Мальчик беспечно и сладко позевнул.

Кирилл спросил его, сдерживая невольную улыбку:

– Как же получилось, что сам ты ушёл на флот, а товарища бросил? Мне ведь Павлик Парабукин рассказал, как ты его подвёл.

– А я виноват? Меня военморы надули. Пашка знает. Мы помирились. Ещё хотели с ним к вам идти.

– Ко мне? Зачем?

– А жаловаться.

– На кого?

– На отца на его.

– Чем это его отец провинился?

– А он из книжек Арсения Романыча пакеты клеит.

– Арсения Романыча? – вскрикнул Рагозин, оторвав от подушки голову и тотчас, с гримасой боли, медленно опуская её назад.

– Арсений Романыч отдал свои книжки в одну библиотеку. А библиотека половину свезла в утиль. А Пашкин отец пустил книжки на пакеты. Пашка сам видел!
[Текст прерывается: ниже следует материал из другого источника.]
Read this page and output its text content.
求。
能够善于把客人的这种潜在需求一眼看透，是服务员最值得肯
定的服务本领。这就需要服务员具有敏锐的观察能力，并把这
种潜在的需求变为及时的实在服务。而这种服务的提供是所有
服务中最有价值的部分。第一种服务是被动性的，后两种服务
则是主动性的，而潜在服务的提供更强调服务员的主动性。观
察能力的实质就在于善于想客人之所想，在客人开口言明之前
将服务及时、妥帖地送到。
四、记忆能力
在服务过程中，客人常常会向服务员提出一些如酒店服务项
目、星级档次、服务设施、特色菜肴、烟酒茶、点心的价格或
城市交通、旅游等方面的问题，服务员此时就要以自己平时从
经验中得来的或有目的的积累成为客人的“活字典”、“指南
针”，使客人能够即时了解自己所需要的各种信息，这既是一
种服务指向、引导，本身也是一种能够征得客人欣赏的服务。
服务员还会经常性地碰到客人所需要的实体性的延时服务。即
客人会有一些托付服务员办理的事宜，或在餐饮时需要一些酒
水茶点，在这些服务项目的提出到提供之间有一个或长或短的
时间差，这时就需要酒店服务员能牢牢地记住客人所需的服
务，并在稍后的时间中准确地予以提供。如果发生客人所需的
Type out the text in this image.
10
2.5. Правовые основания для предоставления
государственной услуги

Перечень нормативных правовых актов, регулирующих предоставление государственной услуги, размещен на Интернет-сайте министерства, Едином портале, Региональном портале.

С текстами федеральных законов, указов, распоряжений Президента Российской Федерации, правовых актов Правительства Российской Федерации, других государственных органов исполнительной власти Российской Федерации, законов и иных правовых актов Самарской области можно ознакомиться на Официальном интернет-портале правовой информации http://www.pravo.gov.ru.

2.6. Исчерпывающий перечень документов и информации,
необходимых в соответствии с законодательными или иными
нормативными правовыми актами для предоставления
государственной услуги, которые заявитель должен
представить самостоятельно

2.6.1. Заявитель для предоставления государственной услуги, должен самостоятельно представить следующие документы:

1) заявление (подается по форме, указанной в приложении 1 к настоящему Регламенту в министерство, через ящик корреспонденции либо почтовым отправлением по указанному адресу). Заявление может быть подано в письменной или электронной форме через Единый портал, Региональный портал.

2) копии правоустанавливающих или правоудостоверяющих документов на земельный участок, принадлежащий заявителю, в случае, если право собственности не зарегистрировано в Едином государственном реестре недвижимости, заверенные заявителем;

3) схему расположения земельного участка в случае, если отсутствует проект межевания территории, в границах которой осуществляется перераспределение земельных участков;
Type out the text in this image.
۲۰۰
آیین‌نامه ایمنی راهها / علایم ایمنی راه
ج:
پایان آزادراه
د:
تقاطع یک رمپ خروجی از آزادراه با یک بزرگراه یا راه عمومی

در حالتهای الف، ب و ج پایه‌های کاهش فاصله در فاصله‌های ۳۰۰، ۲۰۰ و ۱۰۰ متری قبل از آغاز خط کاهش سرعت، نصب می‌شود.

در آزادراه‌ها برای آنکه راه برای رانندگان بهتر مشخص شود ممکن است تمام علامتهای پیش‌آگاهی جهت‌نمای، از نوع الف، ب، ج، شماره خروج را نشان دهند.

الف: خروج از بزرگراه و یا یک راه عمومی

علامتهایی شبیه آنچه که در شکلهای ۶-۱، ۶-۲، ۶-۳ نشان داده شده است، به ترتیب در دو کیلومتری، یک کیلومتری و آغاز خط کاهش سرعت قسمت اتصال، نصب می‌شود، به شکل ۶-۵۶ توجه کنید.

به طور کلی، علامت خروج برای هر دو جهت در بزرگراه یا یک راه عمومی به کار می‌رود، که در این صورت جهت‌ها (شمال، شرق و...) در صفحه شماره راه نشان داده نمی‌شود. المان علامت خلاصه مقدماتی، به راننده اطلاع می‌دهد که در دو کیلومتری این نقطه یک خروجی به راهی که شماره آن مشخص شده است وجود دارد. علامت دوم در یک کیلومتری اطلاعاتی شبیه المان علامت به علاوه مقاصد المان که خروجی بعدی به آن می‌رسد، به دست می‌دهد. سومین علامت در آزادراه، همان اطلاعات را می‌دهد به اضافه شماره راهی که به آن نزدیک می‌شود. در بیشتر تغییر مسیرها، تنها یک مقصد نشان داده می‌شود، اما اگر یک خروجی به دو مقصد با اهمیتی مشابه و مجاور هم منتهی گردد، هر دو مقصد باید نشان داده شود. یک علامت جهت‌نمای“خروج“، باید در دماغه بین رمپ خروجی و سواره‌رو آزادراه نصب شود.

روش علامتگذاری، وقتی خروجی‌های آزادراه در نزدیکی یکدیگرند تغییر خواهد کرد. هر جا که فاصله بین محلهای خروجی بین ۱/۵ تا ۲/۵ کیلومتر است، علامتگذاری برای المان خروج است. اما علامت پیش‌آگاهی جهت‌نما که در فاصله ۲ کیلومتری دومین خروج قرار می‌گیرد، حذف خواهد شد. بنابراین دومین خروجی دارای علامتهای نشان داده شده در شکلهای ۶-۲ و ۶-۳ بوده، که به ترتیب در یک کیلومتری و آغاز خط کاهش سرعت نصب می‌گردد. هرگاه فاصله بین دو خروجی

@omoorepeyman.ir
– Что такое, Кирилл, а? Ты сходи посмотри, – весь как-то затихнув, сказал Рагозин. – Не шутка – библиотека Арсения Романыча! Его нам грех обижать.

– Пойду сейчас же, – поднялся Извеков, – я давно хотел забраться к этим просветителям. Ты не тревожься.

Он взял с постели руку Рагозина. Пётр Петрович придержал Кирилла, будто подыскивая на расставанье слово.

– У тебя жар? Ты со мной заговорился.

– Ничего. Баня здоровит, разговор молодит.

Он все не выпускал Извекова.

– Будут новости – сообщай. Понял?

Он ближе притянул Кирилла к себе.

– Тут должен меня навестить один товарищ. Я ему поручу разузнать насчёт твоего дела. Он может.

– Моего дела?

– Ну да. О чем тебя Мешкова дочь просила.

Он вдруг хитро сощурился и шутливо оттолкнул Извекова.

– Чудак ты! – захохотал Кирилл.

– Да я не о Мешкове забочусь! Его песня спета. Я о его дочери. В ней-то, чай, малость какая есть от будущего? От твоего, скажем, будущего, а?

– Чудак! – смеялся Кирилл, неожиданно краснея и отступая к двери. – В Мешкове, это ты верно, от будущего ничего. Ну, а в настоящем он даже может пригодиться. Ты не поверишь: Мешков показал мне на Полотенцева!

– На жандарма? Да неужели? И ты не говоришь! Это, как хочешь, брат, за-слу-га!

– Расскажу после. Выздоравливай.

– Так ты прямо в утильотдел? – крикнул Рагозин вдогонку Кириллу, когда он уже вышел в коридор.

– Прямо туда.

– Выбери мне там что почитать, – кричал Пётр Петрович. – Да не забудь для своей полочки тоже. Постарайся!

Отдел утилизации был частью того организма, который носил именование Губернского совета народного хозяйства и гигантский мозг которого насилу вмещался в гостинице «Астория», построенной на главной улице в совершённом духе законодательства «модерн». Трудно сказать, что по своему значению аппарат утильотдела составлял полушарие этого мозга. Но по объёму он был едва ли не полушарием, и потому не мог найти достаточно места в ряду с другими отделами в «Астории», а получил особую оболочку по соседству с главной улицей, как бы на правах сепаратного мозга.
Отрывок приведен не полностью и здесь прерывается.